We love old stones (not you, Mick, calm down). We love old stones so much that we decided to drive halfway across Greece and back again to take in some of the most famous sites of the ancient world: Athens, Mycenae, Delphi. For those of a certain persuasion, this is like a highbrow version of Disneyland.
This itinerary takes in a few of the best-known mainland sites from the Classical and Mycenean eras, and starts and ends in Athens. We spent 6 days on the road and found that this was about the right ratio of driving to sight-seeing, although you could spend a lot longer and still not run out of places to see, especially in the charming Eastern and Southern Peloponnese.
It’s useful to take a Sat Nav as, despite road signs being generally quite good, navigating town centres can be tricky. Likewise, it was a relief to have a little help getting into and out of Athens.
Day 1: Athens – Corinth – Epidaurus – Nafplio
Head West out of Athens. First stop is the impressive Corinth Canal, a man-made waterway cutting right through the Peloponnese Peninsula. If you have plenty of time, there are companies that run boat trips through the canal, worth a ride just for the sheer scale of the thing.
Next stop is the stunning archaeological site at Epidaurus. Here is one of the best-preserved amphitheatres in the Ancient World and the remains of a town and temple complex that grew up around the cult of Asclepius, the healer.

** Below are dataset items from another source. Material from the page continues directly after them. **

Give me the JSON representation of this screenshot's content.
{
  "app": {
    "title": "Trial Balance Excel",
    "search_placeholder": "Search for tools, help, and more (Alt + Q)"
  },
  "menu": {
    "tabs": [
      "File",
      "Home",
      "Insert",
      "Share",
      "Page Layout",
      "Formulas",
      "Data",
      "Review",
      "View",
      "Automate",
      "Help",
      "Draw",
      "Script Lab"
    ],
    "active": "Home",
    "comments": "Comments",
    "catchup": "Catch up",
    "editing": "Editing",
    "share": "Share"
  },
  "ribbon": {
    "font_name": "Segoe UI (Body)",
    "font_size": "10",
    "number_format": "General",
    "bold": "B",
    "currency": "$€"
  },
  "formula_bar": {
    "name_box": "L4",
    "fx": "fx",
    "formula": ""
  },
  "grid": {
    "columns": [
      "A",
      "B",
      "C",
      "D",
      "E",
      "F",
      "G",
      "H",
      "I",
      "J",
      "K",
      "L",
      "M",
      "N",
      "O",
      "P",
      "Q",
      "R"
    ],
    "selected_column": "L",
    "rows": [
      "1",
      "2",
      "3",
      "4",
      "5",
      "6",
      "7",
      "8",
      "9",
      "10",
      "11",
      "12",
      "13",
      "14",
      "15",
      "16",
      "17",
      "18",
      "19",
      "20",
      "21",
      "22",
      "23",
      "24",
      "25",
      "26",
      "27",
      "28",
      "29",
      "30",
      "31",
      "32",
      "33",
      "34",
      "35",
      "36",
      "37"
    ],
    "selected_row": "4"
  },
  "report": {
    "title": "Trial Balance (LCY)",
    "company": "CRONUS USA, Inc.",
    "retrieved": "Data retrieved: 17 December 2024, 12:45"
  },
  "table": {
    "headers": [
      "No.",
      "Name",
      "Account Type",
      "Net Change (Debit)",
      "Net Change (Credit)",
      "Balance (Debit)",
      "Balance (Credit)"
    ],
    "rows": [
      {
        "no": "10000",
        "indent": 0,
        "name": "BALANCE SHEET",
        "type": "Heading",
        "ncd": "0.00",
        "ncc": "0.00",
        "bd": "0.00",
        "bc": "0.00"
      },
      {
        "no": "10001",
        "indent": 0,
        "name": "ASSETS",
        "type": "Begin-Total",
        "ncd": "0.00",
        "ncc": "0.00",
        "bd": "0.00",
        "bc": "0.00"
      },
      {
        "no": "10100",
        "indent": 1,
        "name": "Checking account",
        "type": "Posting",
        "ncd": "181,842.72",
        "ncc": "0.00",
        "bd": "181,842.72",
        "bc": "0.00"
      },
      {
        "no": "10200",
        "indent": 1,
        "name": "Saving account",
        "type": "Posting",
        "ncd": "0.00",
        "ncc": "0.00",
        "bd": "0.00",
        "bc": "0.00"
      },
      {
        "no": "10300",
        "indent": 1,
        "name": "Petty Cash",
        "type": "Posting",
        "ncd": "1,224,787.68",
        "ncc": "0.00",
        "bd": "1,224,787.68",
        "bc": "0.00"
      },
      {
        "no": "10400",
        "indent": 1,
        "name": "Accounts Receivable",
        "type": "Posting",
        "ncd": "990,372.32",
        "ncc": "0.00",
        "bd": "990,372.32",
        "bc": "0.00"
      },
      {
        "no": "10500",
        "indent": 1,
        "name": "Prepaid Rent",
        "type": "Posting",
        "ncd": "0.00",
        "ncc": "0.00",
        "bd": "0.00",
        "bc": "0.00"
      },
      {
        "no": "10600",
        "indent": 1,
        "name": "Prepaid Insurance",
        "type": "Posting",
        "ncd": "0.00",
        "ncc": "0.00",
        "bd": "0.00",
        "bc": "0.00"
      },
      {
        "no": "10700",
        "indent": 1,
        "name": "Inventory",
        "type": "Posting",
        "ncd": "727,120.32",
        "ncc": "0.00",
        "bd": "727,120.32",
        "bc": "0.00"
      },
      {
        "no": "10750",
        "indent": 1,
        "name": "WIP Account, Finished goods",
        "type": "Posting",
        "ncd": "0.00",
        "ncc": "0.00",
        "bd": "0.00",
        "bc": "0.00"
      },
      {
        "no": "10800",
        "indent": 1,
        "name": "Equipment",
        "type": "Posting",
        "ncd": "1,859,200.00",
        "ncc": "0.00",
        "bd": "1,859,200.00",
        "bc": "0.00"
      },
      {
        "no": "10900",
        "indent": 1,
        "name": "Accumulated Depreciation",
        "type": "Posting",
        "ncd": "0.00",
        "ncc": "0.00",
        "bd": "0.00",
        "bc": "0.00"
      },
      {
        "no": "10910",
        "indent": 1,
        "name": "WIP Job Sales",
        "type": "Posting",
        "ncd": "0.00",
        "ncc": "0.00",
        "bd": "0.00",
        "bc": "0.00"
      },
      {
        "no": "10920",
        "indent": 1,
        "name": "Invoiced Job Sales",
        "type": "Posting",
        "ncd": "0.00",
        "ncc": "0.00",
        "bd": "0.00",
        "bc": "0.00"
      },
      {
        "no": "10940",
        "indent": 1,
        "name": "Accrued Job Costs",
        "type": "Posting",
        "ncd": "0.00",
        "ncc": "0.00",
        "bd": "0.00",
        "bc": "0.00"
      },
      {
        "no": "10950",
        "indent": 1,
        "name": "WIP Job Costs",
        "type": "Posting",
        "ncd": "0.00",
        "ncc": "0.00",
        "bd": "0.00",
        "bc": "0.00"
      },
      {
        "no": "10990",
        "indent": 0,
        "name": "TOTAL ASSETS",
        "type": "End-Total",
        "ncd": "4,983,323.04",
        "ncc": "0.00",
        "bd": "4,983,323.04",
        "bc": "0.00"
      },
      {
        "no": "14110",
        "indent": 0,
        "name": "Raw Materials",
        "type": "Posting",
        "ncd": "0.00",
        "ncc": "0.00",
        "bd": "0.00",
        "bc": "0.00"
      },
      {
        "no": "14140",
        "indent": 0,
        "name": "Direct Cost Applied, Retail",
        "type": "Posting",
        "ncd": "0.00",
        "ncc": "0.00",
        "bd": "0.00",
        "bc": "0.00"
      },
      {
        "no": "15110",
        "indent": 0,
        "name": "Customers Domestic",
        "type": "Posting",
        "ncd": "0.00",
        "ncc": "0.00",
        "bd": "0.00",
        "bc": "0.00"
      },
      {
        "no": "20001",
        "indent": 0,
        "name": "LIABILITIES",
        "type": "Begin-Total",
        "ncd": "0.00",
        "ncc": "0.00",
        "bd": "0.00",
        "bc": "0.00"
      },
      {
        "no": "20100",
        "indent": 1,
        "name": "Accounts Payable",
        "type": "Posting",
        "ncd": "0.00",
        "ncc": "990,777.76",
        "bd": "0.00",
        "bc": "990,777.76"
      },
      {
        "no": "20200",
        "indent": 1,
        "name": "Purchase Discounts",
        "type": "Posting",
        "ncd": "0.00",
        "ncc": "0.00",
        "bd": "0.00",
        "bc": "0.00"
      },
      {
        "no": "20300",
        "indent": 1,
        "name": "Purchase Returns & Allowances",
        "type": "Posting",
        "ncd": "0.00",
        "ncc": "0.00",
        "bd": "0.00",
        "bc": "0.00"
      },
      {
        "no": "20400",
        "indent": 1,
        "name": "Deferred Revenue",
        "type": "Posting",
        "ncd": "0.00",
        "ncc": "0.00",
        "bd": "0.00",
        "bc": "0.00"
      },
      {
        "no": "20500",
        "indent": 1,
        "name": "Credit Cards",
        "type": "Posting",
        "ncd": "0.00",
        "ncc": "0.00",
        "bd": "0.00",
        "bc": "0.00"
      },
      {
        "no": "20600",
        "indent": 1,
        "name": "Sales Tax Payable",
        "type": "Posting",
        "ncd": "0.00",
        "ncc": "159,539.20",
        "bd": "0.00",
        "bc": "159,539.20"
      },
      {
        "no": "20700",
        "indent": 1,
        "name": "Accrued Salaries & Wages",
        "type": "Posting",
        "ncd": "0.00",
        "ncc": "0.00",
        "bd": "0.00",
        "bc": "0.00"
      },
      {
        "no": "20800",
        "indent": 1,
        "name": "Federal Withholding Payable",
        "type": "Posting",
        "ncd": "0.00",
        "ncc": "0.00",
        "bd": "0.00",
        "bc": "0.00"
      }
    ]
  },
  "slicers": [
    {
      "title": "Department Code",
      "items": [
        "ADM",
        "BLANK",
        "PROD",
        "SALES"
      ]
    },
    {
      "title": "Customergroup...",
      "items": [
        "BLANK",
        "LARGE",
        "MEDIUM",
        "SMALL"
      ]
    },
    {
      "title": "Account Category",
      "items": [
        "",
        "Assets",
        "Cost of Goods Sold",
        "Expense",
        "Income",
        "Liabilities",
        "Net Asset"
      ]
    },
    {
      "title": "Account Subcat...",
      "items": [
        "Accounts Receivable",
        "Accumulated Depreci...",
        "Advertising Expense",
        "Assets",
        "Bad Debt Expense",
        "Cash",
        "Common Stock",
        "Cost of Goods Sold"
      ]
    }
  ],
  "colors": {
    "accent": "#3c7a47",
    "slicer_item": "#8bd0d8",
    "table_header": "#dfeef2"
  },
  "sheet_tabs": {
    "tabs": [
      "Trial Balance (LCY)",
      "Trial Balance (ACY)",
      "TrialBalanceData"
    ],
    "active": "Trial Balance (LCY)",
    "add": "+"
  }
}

At the end of today’s journey is the pretty, well-to-do seaside town on Nafplio. Enjoy the town’s bustling bars, waterfront restaurants and upmarket boutiques.
Day 2: Nafplio – Mycenae – Sparti
The world-famous archaeological site of Mycenae, the citadel at the heart of a Bronze Age culture that came to define much of the Eastern Mediterranean, lies just a short drive from Nafplio among the fields and orange groves of the Eastern Peloponnese. Arrive early to beat the crowds.
From Mycenae, it’s an hour and a half’s easy drive (highways are quiet and wide, and signposts in English and Greek) to Sparti – the city formerly known as Sparta. Little remains of the great Sparta of ancient times, but it is worth taking a look at the old citadel just outside of town (currently being restored thanks to a grant from the EU). The town itself is quiet and provincial but there are some excellent restaurants and a few popular bars.
Day 3: Sparta – Mystras – Olympia
A couple of miles outside Sparta is the UNESCO world heritage site of Mystras. This abandoned city was once one of the most important in the Byzantine world. Set over a steep slope (there are two car parks – one at the top and another at the bottom), the city is a demanding visit but well worthwhile. Views from the citadel at the top are not to be missed.
From Mystras, it’s a steep drive up and over the mountains of the Taygetus. The roads are steep and winding, but generally quite good, especially in summer. However, if you are travelling in winter, be sure to check the weather forecast before you set out and ensure that your car is appropriately equipped for icy conditions. This area is popular among hikers, and simple hotels are available if you would like to explore the area in further depth.
Once over the mountains, the road eventually winds down into Kalamata – head for the Palia Poli (Old Town) for a walk and a spot of lunch. From Kalamata, it’s a 90 minute drive to Olympia, where a small town has grown up around the famous ancient ruins. Despite the large number of tourists, there are a few decent restaurants and tavernas where you can linger over dinner and late into the night.
Day 4: Olympia – Nafpaktos – Galaxidi – Delphi
Spend the morning at the famous archaeological site of Olympia, where the first Olympic Games were held in 776BC. The site museum holds a fantastic collection of artefacts found on the site and some from a little further afield.
From here our road trip continues North towards Patras. Take the elegant Rio-Antirrio Bridge across to the Greek Mainland and call in at the little fishing town of Nafpaktos for lunch – we recommend trying one of the traditional tavernas on the town square. A little further along the coast, Galaxidi is a quaint village with lots of harbourside dining options.
Delphi, up in the hills of the Mount Parnassos National Park, is out stop for the night. Thanks to the fame of its archaeological site, there are plenty of bars and (decent) restaurants catering to tourists, although things tend to be quiet in the low season.
Day 5: Delphi and Arachova
Spend the morning visiting the archaeological site and stunning museum. This was the best-known oracle in the ancient world, and grew up around the cult of Apollo. The remains and artifacts on display pay testament to the wealth that was brought here, even despite much of it being plundered by the Romans in later years.
For lunch, we recommend driving up to the lovely village of Arachova, known as an upmarket mountain and ski resort for wealthy Greeks. There are some great delicatessens and boutiques here, and several good restaurants serving hearty local cuisine.
Day 6: Delphi – Athens
Drive back to Athens. If you have time, it’s possible to make a detour North to see Thermopylae, scene of the famous battle between just three hundred Spartan warriors and the entire might of the Persian army.